LPSK Dorong RKUHAP: Terpidana Pengemplang Restitusi Terancam Kehilangan Hak Sebagai Warga Binaan
Lembaga Perlindungan Saksi dan Korban (LPSK) mengusulkan perubahan signifikan dalam Rancangan Kitab Undang-Undang Hukum Acara Pidana (RKUHAP) terkait mekanisme restitusi bagi korban tindak pidana. Usulan utama yang diajukan adalah pencabutan hak-hak tertentu sebagai warga binaan bagi terpidana yang tidak mampu atau tidak bersedia membayar restitusi yang telah ditetapkan pengadilan.
Ketua LPSK, Brigjen Pol (Purn) Achmadi, menyampaikan usulan ini dalam Rapat Dengar Pendapat Umum (RDPU) bersama Komisi III DPR RI. Menurutnya, revisi KUHAP harus memperjelas konsekuensi bagi terpidana yang gagal memenuhi kewajiban restitusi. Achmadi menyoroti perlunya perubahan pada Pasal 175 ayat 7 RUU KUHAP. Ia mengusulkan dua opsi sanksi bagi terpidana yang tidak mampu membayar restitusi:
- Pertama, pidana penjara pengganti yang tidak melebihi pidana pokok yang dijatuhkan.
- Kedua, pencabutan hak-hak tertentu sebagai warga binaan.
Achmadi berpendapat bahwa penegakan eksekusi putusan restitusi memerlukan substansi yang dapat memotivasi pelaku untuk membayar ganti rugi. Pidana pengganti dan pencabutan hak sebagai warga binaan diharapkan menjadi insentif bagi terpidana untuk memenuhi kewajibannya.
Selain itu, LPSK juga mengusulkan penambahan komponen ganti kerugian pada Pasal 172 ayat 2 RKUHAP. Achmadi mengusulkan penambahan huruf (d) yang mencakup ganti kerugian lain yang diderita korban akibat tindak pidana, yang tidak secara langsung berkaitan dengan penderitaan akibat tindak pidana itu sendiri.
"Tidak semua komponen ganti kerugian dapat dilihat dari sudut pandang penderitaan yang berkaitan langsung dengan tindak pidana yang dialami oleh korban.

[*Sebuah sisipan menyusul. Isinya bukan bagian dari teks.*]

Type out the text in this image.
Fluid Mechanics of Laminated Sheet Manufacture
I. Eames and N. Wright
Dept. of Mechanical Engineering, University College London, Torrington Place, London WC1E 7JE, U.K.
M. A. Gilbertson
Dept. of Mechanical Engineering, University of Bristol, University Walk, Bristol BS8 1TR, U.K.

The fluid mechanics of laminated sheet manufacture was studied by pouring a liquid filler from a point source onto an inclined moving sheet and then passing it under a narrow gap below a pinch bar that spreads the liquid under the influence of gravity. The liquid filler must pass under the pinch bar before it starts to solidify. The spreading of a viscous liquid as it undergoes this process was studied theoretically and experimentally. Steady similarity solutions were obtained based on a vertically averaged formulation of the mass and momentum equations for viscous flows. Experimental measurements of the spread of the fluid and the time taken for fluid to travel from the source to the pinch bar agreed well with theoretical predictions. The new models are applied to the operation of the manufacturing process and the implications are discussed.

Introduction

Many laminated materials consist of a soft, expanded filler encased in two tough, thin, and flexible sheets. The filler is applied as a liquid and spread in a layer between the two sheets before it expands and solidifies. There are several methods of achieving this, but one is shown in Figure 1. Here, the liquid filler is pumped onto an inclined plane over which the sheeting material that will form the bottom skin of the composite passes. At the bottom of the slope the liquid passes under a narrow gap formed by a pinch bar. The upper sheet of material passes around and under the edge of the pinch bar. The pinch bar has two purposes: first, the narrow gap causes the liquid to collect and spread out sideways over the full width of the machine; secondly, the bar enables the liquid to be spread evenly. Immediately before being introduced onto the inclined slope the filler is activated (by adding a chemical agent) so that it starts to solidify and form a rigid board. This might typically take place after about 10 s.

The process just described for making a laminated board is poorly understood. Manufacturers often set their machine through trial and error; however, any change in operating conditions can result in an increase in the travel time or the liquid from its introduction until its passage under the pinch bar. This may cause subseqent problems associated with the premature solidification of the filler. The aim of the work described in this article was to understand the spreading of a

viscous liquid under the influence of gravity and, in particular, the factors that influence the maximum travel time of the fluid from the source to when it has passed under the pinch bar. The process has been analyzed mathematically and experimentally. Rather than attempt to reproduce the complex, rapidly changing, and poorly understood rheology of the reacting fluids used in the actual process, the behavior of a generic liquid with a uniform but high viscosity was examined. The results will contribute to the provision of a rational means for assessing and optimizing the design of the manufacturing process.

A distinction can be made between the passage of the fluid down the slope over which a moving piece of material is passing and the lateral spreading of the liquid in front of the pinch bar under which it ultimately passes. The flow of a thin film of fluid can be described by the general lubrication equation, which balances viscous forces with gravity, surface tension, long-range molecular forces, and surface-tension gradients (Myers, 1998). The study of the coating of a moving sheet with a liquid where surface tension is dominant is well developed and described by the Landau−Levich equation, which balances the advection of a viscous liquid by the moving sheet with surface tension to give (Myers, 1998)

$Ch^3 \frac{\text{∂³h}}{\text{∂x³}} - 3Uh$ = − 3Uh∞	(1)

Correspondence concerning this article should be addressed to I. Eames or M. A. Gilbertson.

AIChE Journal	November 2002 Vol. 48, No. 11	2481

Namun terdapat komponen lainnya yang juga sering ditemukan menjadi kebutuhan penggantian yang harus dibayarkan oleh pelaku, namun tidak berkaitan langsung dengan peristiwa yang dialami," jelasnya.
Ia mencontohkan biaya transportasi, biaya pengacara, atau biaya lain yang terkait dengan proses hukum yang harus dijalani korban sebagai contoh kerugian yang perlu dipertimbangkan dalam restitusi.
Lebih lanjut, LPSK juga mendorong penambahan ayat pada Pasal 173 RKUHAP yang mengatur tentang pengajuan restitusi oleh korban. LPSK mengusulkan agar restitusi dapat diajukan oleh korban, keluarga korban, atau ahli warisnya kepada pengadilan.
"Kejelasan hukum acara restitusi akan dapat memberikan kejelasan bagi korban, untuk memperoleh hak restitusinya, serta menjadi panduan bagi aparat penegak hukum dalam memberikan informasi kepada korban terkait mekanisme restitusi, yang diawali permohonan sehingga KUHAP mendatang juga perlu mencantumkan subjek yang dapat mengajukan permohonan," imbuhnya.
Dengan adanya kejelasan hukum acara restitusi, LPSK berharap korban tindak pidana dapat memperoleh haknya secara lebih efektif. Selain itu, aparat penegak hukum juga akan memiliki panduan yang jelas dalam memberikan informasi kepada korban mengenai mekanisme restitusi.